Pro-gun candidate surges to lead in Argentina's presidential primary

Pro-gun candidate surges to lead in Argentina's presidential primary
AP Photo/Lisa Marie Pane

Argentina’s presidential election received a major shakeup when the first round of votes were counted, with anti-establishment candidate Javier Milei pulling in more votes than any other candidate, including those from the country’s two major political coalitions. Milei’s populist message is clearly resonating with many voters, including his desire to loosen the country’s restrictive gun control laws.


Gun ownership is severely restricted in Argentina. Milei proposes the “deregulation of the legal market” for weapons and “the protection of its legitimate and responsible use by the citizens,” according to his party’s electoral platform.

… With around 97% of polling locations reporting, Milei had around 30% of the total vote, according to official results. The candidates in the main opposition coalition, United for Change, were at 28% and the governing Union for the Homeland coalition had 27%.

… At Milei’s electoral headquarters, party leaders were ecstatic while people celebrated outside, expressing optimism that their candidate’s support would only grow in the run-up to October.

“I like his ideas about freedom,” said Orlando Sánchez, 26, a retail worker. “If criminals walk around with guns on their belts, why can’t an ordinary citizen have one lawfully and with the proper documentation? People are clearly tired of politics, being constantly lied to.”
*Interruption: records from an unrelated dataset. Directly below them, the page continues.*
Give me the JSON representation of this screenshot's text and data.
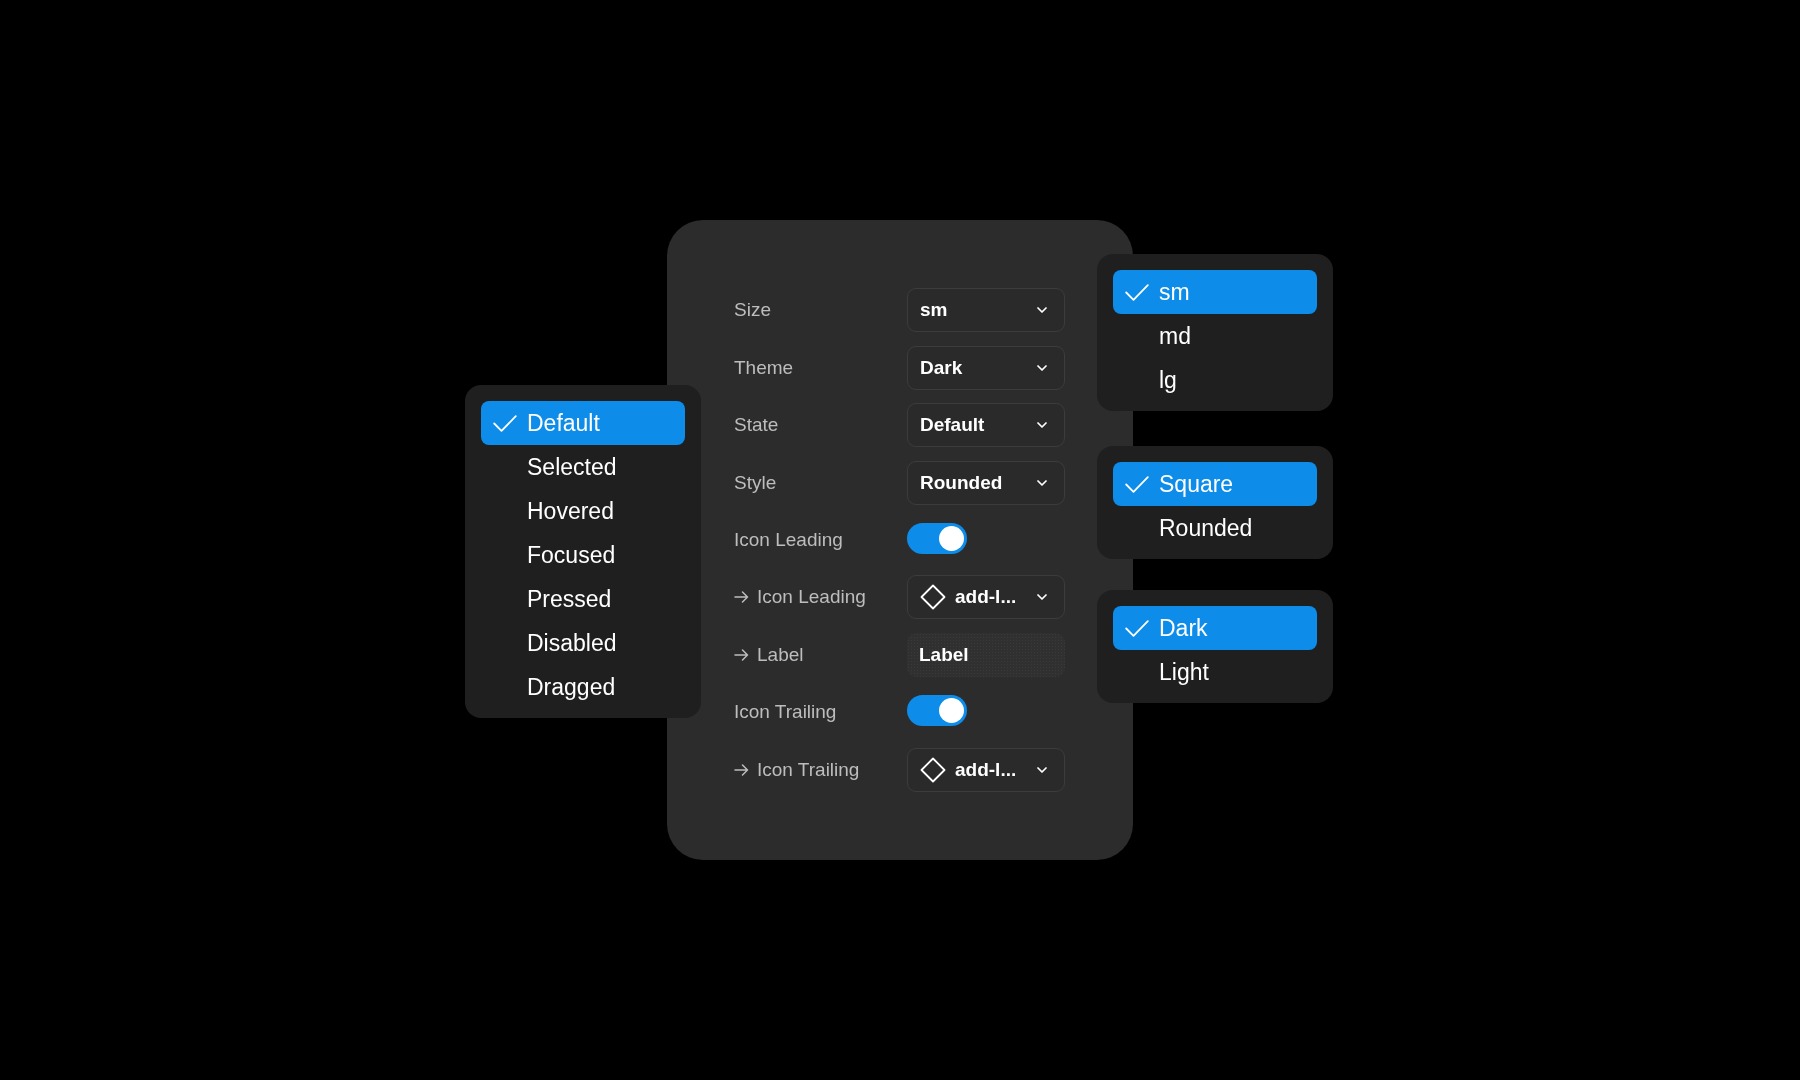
{
  "state_menu": {
    "items": [
      {
        "label": "Default",
        "selected": true
      },
      {
        "label": "Selected",
        "selected": false
      },
      {
        "label": "Hovered",
        "selected": false
      },
      {
        "label": "Focused",
        "selected": false
      },
      {
        "label": "Pressed",
        "selected": false
      },
      {
        "label": "Disabled",
        "selected": false
      },
      {
        "label": "Dragged",
        "selected": false
      }
    ]
  },
  "properties_panel": {
    "rows": [
      {
        "label": "Size",
        "nested": false,
        "kind": "select",
        "value": "sm"
      },
      {
        "label": "Theme",
        "nested": false,
        "kind": "select",
        "value": "Dark"
      },
      {
        "label": "State",
        "nested": false,
        "kind": "select",
        "value": "Default"
      },
      {
        "label": "Style",
        "nested": false,
        "kind": "select",
        "value": "Rounded"
      },
      {
        "label": "Icon Leading",
        "nested": false,
        "kind": "toggle",
        "on": true
      },
      {
        "label": "Icon Leading",
        "nested": true,
        "kind": "icon_select",
        "value": "add-l..."
      },
      {
        "label": "Label",
        "nested": true,
        "kind": "text_field",
        "value": "Label"
      },
      {
        "label": "Icon Trailing",
        "nested": false,
        "kind": "toggle",
        "on": true
      },
      {
        "label": "Icon Trailing",
        "nested": true,
        "kind": "icon_select",
        "value": "add-l..."
      }
    ]
  },
  "size_menu": {
    "items": [
      {
        "label": "sm",
        "selected": true
      },
      {
        "label": "md",
        "selected": false
      },
      {
        "label": "lg",
        "selected": false
      }
    ]
  },
  "style_menu": {
    "items": [
      {
        "label": "Square",
        "selected": true
      },
      {
        "label": "Rounded",
        "selected": false
      }
    ]
  },
  "theme_menu": {
    "items": [
      {
        "label": "Dark",
        "selected": true
      },
      {
        "label": "Light",
        "selected": false
      }
    ]
  }
}
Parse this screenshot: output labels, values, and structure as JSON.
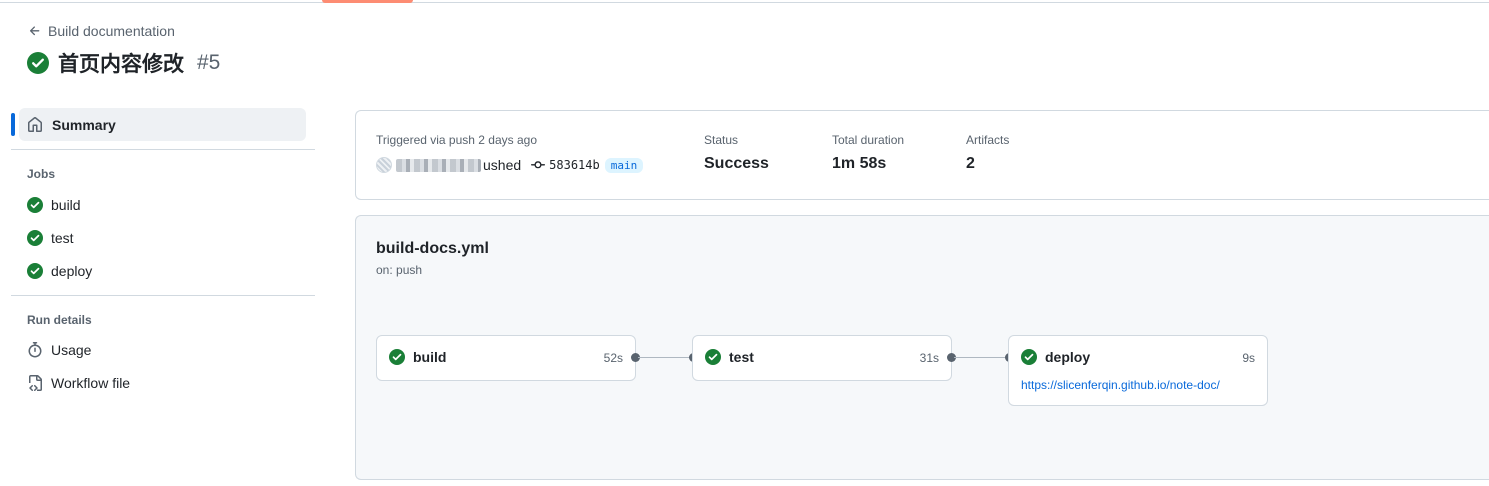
{
  "header": {
    "back_label": "Build documentation",
    "run_title": "首页内容修改",
    "run_number": "#5"
  },
  "sidebar": {
    "summary_label": "Summary",
    "jobs_title": "Jobs",
    "jobs": [
      {
        "label": "build"
      },
      {
        "label": "test"
      },
      {
        "label": "deploy"
      }
    ],
    "run_details_title": "Run details",
    "details": [
      {
        "label": "Usage",
        "icon": "stopwatch-icon"
      },
      {
        "label": "Workflow file",
        "icon": "file-code-icon"
      }
    ]
  },
  "summary": {
    "trigger_label": "Triggered via push 2 days ago",
    "pushed_text": "ushed",
    "commit_sha": "583614b",
    "branch": "main",
    "status_label": "Status",
    "status_value": "Success",
    "duration_label": "Total duration",
    "duration_value": "1m 58s",
    "artifacts_label": "Artifacts",
    "artifacts_value": "2"
  },
  "workflow": {
    "file_name": "build-docs.yml",
    "trigger": "on: push",
    "jobs": [
      {
        "name": "build",
        "duration": "52s"
      },
      {
        "name": "test",
        "duration": "31s"
      },
      {
        "name": "deploy",
        "duration": "9s",
        "link": "https://slicenferqin.github.io/note-doc/"
      }
    ]
  },
  "colors": {
    "success": "#1a7f37",
    "accent": "#0969da",
    "tab_underline": "#fd8c73"
  }
}
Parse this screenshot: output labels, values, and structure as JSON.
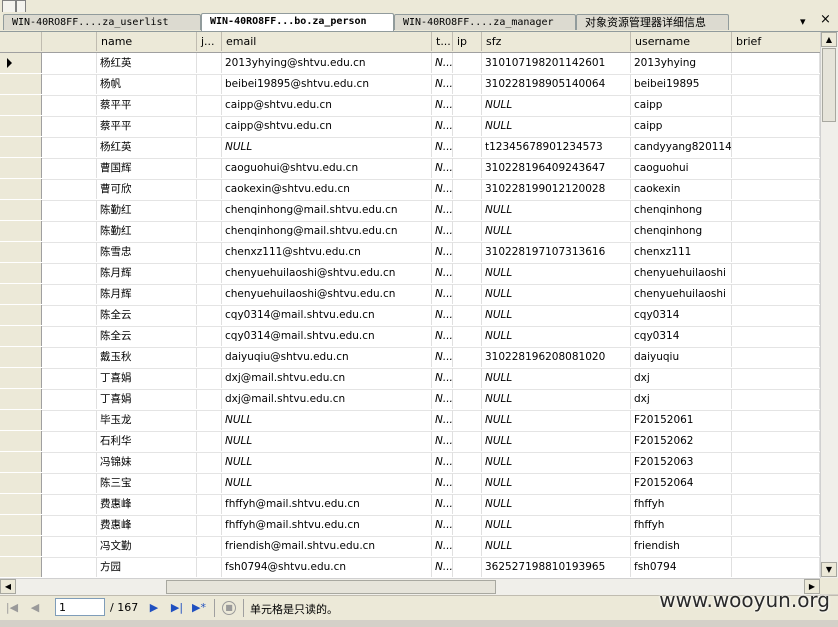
{
  "tabs": [
    {
      "label": "WIN-40RO8FF....za_userlist",
      "active": false
    },
    {
      "label": "WIN-40RO8FF...bo.za_person",
      "active": true
    },
    {
      "label": "WIN-40RO8FF....za_manager",
      "active": false
    },
    {
      "label": "对象资源管理器详细信息",
      "active": false
    }
  ],
  "tab_controls": {
    "dropdown": "▾",
    "close": "×"
  },
  "columns": [
    "",
    "name",
    "j...",
    "email",
    "t...",
    "ip",
    "sfz",
    "username",
    "brief"
  ],
  "rows": [
    {
      "name": "杨红英",
      "j": "",
      "email": "2013yhying@shtvu.edu.cn",
      "t": "N...",
      "ip": "",
      "sfz": "310107198201142601",
      "username": "2013yhying",
      "brief": ""
    },
    {
      "name": "杨帆",
      "j": "",
      "email": "beibei19895@shtvu.edu.cn",
      "t": "N...",
      "ip": "",
      "sfz": "310228198905140064",
      "username": "beibei19895",
      "brief": ""
    },
    {
      "name": "蔡平平",
      "j": "",
      "email": "caipp@shtvu.edu.cn",
      "t": "N...",
      "ip": "",
      "sfz": "NULL",
      "username": "caipp",
      "brief": ""
    },
    {
      "name": "蔡平平",
      "j": "",
      "email": "caipp@shtvu.edu.cn",
      "t": "N...",
      "ip": "",
      "sfz": "NULL",
      "username": "caipp",
      "brief": ""
    },
    {
      "name": "杨红英",
      "j": "",
      "email": "NULL",
      "t": "N...",
      "ip": "",
      "sfz": "t12345678901234573",
      "username": "candyyang820114",
      "brief": ""
    },
    {
      "name": "曹国辉",
      "j": "",
      "email": "caoguohui@shtvu.edu.cn",
      "t": "N...",
      "ip": "",
      "sfz": "310228196409243647",
      "username": "caoguohui",
      "brief": ""
    },
    {
      "name": "曹可欣",
      "j": "",
      "email": "caokexin@shtvu.edu.cn",
      "t": "N...",
      "ip": "",
      "sfz": "310228199012120028",
      "username": "caokexin",
      "brief": ""
    },
    {
      "name": "陈勤红",
      "j": "",
      "email": "chenqinhong@mail.shtvu.edu.cn",
      "t": "N...",
      "ip": "",
      "sfz": "NULL",
      "username": "chenqinhong",
      "brief": ""
    },
    {
      "name": "陈勤红",
      "j": "",
      "email": "chenqinhong@mail.shtvu.edu.cn",
      "t": "N...",
      "ip": "",
      "sfz": "NULL",
      "username": "chenqinhong",
      "brief": ""
    },
    {
      "name": "陈雪忠",
      "j": "",
      "email": "chenxz111@shtvu.edu.cn",
      "t": "N...",
      "ip": "",
      "sfz": "310228197107313616",
      "username": "chenxz111",
      "brief": ""
    },
    {
      "name": "陈月辉",
      "j": "",
      "email": "chenyuehuilaoshi@shtvu.edu.cn",
      "t": "N...",
      "ip": "",
      "sfz": "NULL",
      "username": "chenyuehuilaoshi",
      "brief": ""
    },
    {
      "name": "陈月辉",
      "j": "",
      "email": "chenyuehuilaoshi@shtvu.edu.cn",
      "t": "N...",
      "ip": "",
      "sfz": "NULL",
      "username": "chenyuehuilaoshi",
      "brief": ""
    },
    {
      "name": "陈全云",
      "j": "",
      "email": "cqy0314@mail.shtvu.edu.cn",
      "t": "N...",
      "ip": "",
      "sfz": "NULL",
      "username": "cqy0314",
      "brief": ""
    },
    {
      "name": "陈全云",
      "j": "",
      "email": "cqy0314@mail.shtvu.edu.cn",
      "t": "N...",
      "ip": "",
      "sfz": "NULL",
      "username": "cqy0314",
      "brief": ""
    },
    {
      "name": "戴玉秋",
      "j": "",
      "email": "daiyuqiu@shtvu.edu.cn",
      "t": "N...",
      "ip": "",
      "sfz": "310228196208081020",
      "username": "daiyuqiu",
      "brief": ""
    },
    {
      "name": "丁喜娟",
      "j": "",
      "email": "dxj@mail.shtvu.edu.cn",
      "t": "N...",
      "ip": "",
      "sfz": "NULL",
      "username": "dxj",
      "brief": ""
    },
    {
      "name": "丁喜娟",
      "j": "",
      "email": "dxj@mail.shtvu.edu.cn",
      "t": "N...",
      "ip": "",
      "sfz": "NULL",
      "username": "dxj",
      "brief": ""
    },
    {
      "name": "毕玉龙",
      "j": "",
      "email": "NULL",
      "t": "N...",
      "ip": "",
      "sfz": "NULL",
      "username": "F20152061",
      "brief": ""
    },
    {
      "name": "石利华",
      "j": "",
      "email": "NULL",
      "t": "N...",
      "ip": "",
      "sfz": "NULL",
      "username": "F20152062",
      "brief": ""
    },
    {
      "name": "冯锦妹",
      "j": "",
      "email": "NULL",
      "t": "N...",
      "ip": "",
      "sfz": "NULL",
      "username": "F20152063",
      "brief": ""
    },
    {
      "name": "陈三宝",
      "j": "",
      "email": "NULL",
      "t": "N...",
      "ip": "",
      "sfz": "NULL",
      "username": "F20152064",
      "brief": ""
    },
    {
      "name": "费惠峰",
      "j": "",
      "email": "fhffyh@mail.shtvu.edu.cn",
      "t": "N...",
      "ip": "",
      "sfz": "NULL",
      "username": "fhffyh",
      "brief": ""
    },
    {
      "name": "费惠峰",
      "j": "",
      "email": "fhffyh@mail.shtvu.edu.cn",
      "t": "N...",
      "ip": "",
      "sfz": "NULL",
      "username": "fhffyh",
      "brief": ""
    },
    {
      "name": "冯文勤",
      "j": "",
      "email": "friendish@mail.shtvu.edu.cn",
      "t": "N...",
      "ip": "",
      "sfz": "NULL",
      "username": "friendish",
      "brief": ""
    },
    {
      "name": "方园",
      "j": "",
      "email": "fsh0794@shtvu.edu.cn",
      "t": "N...",
      "ip": "",
      "sfz": "362527198810193965",
      "username": "fsh0794",
      "brief": ""
    }
  ],
  "navigation": {
    "current_page": "1",
    "total": "/ 167",
    "status": "单元格是只读的。"
  },
  "watermark": "www.wooyun.org",
  "colors": {
    "header_bg": "#ece9d8",
    "grid_bg": "#ffffff",
    "nav_icon": "#2050c0"
  }
}
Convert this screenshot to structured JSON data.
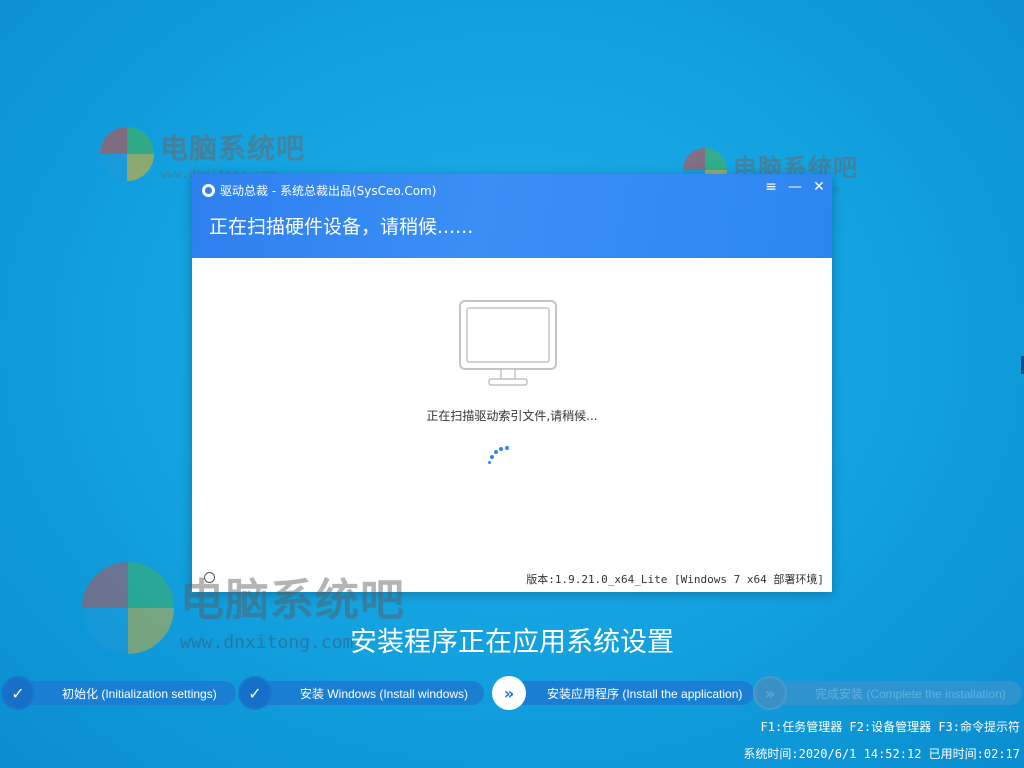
{
  "watermark": {
    "title": "电脑系统吧",
    "url": "www.dnxitong.com"
  },
  "window": {
    "title": "驱动总裁 - 系统总裁出品(SysCeo.Com)",
    "controls": {
      "menu": "≡",
      "minimize": "—",
      "close": "✕"
    },
    "header_message": "正在扫描硬件设备，请稍候......",
    "scan_status": "正在扫描驱动索引文件,请稍候...",
    "footer_option": "",
    "version": "版本:1.9.21.0_x64_Lite [Windows 7 x64 部署环境]"
  },
  "install_message": "安装程序正在应用系统设置",
  "steps": [
    {
      "label": "初始化 (Initialization settings)",
      "state": "done",
      "icon": "check-icon"
    },
    {
      "label": "安装 Windows (Install windows)",
      "state": "done",
      "icon": "check-icon"
    },
    {
      "label": "安装应用程序 (Install the application)",
      "state": "current",
      "icon": "double-chevron-icon"
    },
    {
      "label": "完成安装 (Complete the installation)",
      "state": "pending",
      "icon": "double-chevron-icon"
    }
  ],
  "hotkeys": "F1:任务管理器 F2:设备管理器 F3:命令提示符",
  "clock": "系统时间:2020/6/1 14:52:12 已用时间:02:17",
  "colors": {
    "background": "#12a0df",
    "header_blue": "#2e7ff0",
    "step_blue": "#1a7fd3",
    "spinner": "#2f86ef"
  }
}
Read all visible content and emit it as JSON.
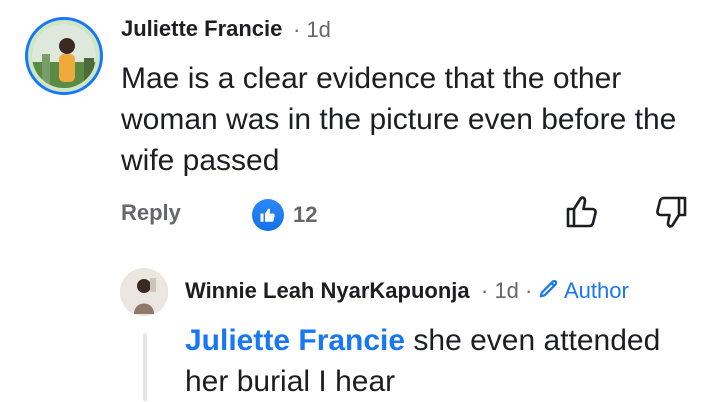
{
  "comment": {
    "author": "Juliette Francie",
    "time": "· 1d",
    "text": "Mae is a clear evidence that the other woman was in the picture even before the wife passed",
    "reply_label": "Reply",
    "like_count": "12",
    "colors": {
      "accent": "#1877f2",
      "meta": "#65676b",
      "text": "#1c1e21"
    }
  },
  "reply": {
    "author": "Winnie Leah NyarKapuonja",
    "time": "· 1d ·",
    "author_badge": "Author",
    "mention": "Juliette Francie",
    "text": "she even attended her burial I hear"
  },
  "icons": {
    "like_badge": "thumbs-up-icon",
    "like_button": "thumbs-up-outline-icon",
    "dislike_button": "thumbs-down-outline-icon",
    "author_badge": "pencil-icon"
  }
}
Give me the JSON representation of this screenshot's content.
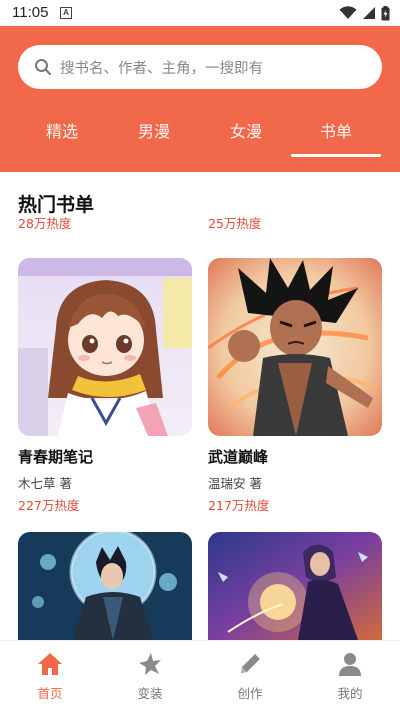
{
  "status": {
    "time": "11:05",
    "notif_letter": "A"
  },
  "search": {
    "placeholder": "搜书名、作者、主角，一搜即有"
  },
  "tabs": [
    {
      "label": "精选"
    },
    {
      "label": "男漫"
    },
    {
      "label": "女漫"
    },
    {
      "label": "书单",
      "active": true
    }
  ],
  "section": {
    "title": "热门书单"
  },
  "top_partial": [
    {
      "hot": "28万热度"
    },
    {
      "hot": "25万热度"
    }
  ],
  "books": [
    {
      "title": "青春期笔记",
      "author": "木七草 著",
      "hot": "227万热度"
    },
    {
      "title": "武道巅峰",
      "author": "温瑞安 著",
      "hot": "217万热度"
    }
  ],
  "bottom_nav": [
    {
      "label": "首页",
      "icon": "home-icon",
      "active": true
    },
    {
      "label": "变装",
      "icon": "star-icon"
    },
    {
      "label": "创作",
      "icon": "pencil-icon"
    },
    {
      "label": "我的",
      "icon": "user-icon"
    }
  ],
  "colors": {
    "accent": "#f1694a",
    "hot_text": "#e04b3c"
  }
}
Crime and gun ownership aren’t the only things driving Milei’s growing popularity. Inflation in Argentina has been absolutely brutal for the past few years, with an annual rate of more than 100%, and Milei’s call to replace the peso with the U.S. dollar has earned him support from many voters who are fed up with the status quo.

But crime and personal safety aren’t minor considerations for voters either, even though official government statistics show a decline in homicides and other violent crimes.


Despite these reported improvements, citizens feel increasingly less secure, as the topic of crime becomes politicized in the lead-up to presidential elections this October.

Back in February, the center-left president Alberto Fernández, who is not running for reelection, announced that national security forces would begin using stun guns in response to concerns over crime.

In April, the opposition-run city of Buenos Aires announced its police force will start using stun guns once they have gone through the appropriate training. Human rights groups have raised concerns over their possible indiscriminate use and lethality.

The two main political parties’ positioning on law and order reflects the preoccupations among Argentines, who are living with 108% annual inflation and a decimated national economy. A recent survey by the University of San Andres found that 33% of respondents said that crime, robberies, and insecurity are some of their main concerns.

Only inflation and corruption are bigger concerns among Argentines. Even in the deeply polarized political landscape of Argentina, supporters of the government and the opposition place crime and insecurity high up among their areas of concern.

Inflation, corruption, and crime go hand-in-hand, so it’s not a huge shock that crime is a major concern for voters despite what the official statistics say. In fact, many crimes in Argentina are likely going unreported by victims, who don’t believe that anything can or will be done. And if voters don’t trust the government to protect them, it stands to reason that more of them are going to vote for the candidate who will allow them to protect themselves.


It will be interesting to see if the two major political coalitions recognize this and try to moderate their own positions on gun ownership ahead of the October elections, or if they’ll continue to focus on providing police with more power and authority to use things like stun guns on the job. I doubt those efforts are going to have much of an impact on voters who are even more worried about corrupt government officials than they are about violent crime, but taking steps to ensure that responsible citizens can keep and bear arms could erode some of Milei’s current support. The question is whether those parties would actually take that step and entrust the people with the means to defend themselves. I’m not holding my breath that will happen, and October may prove to be a big surprise to the Argentinian political establishment.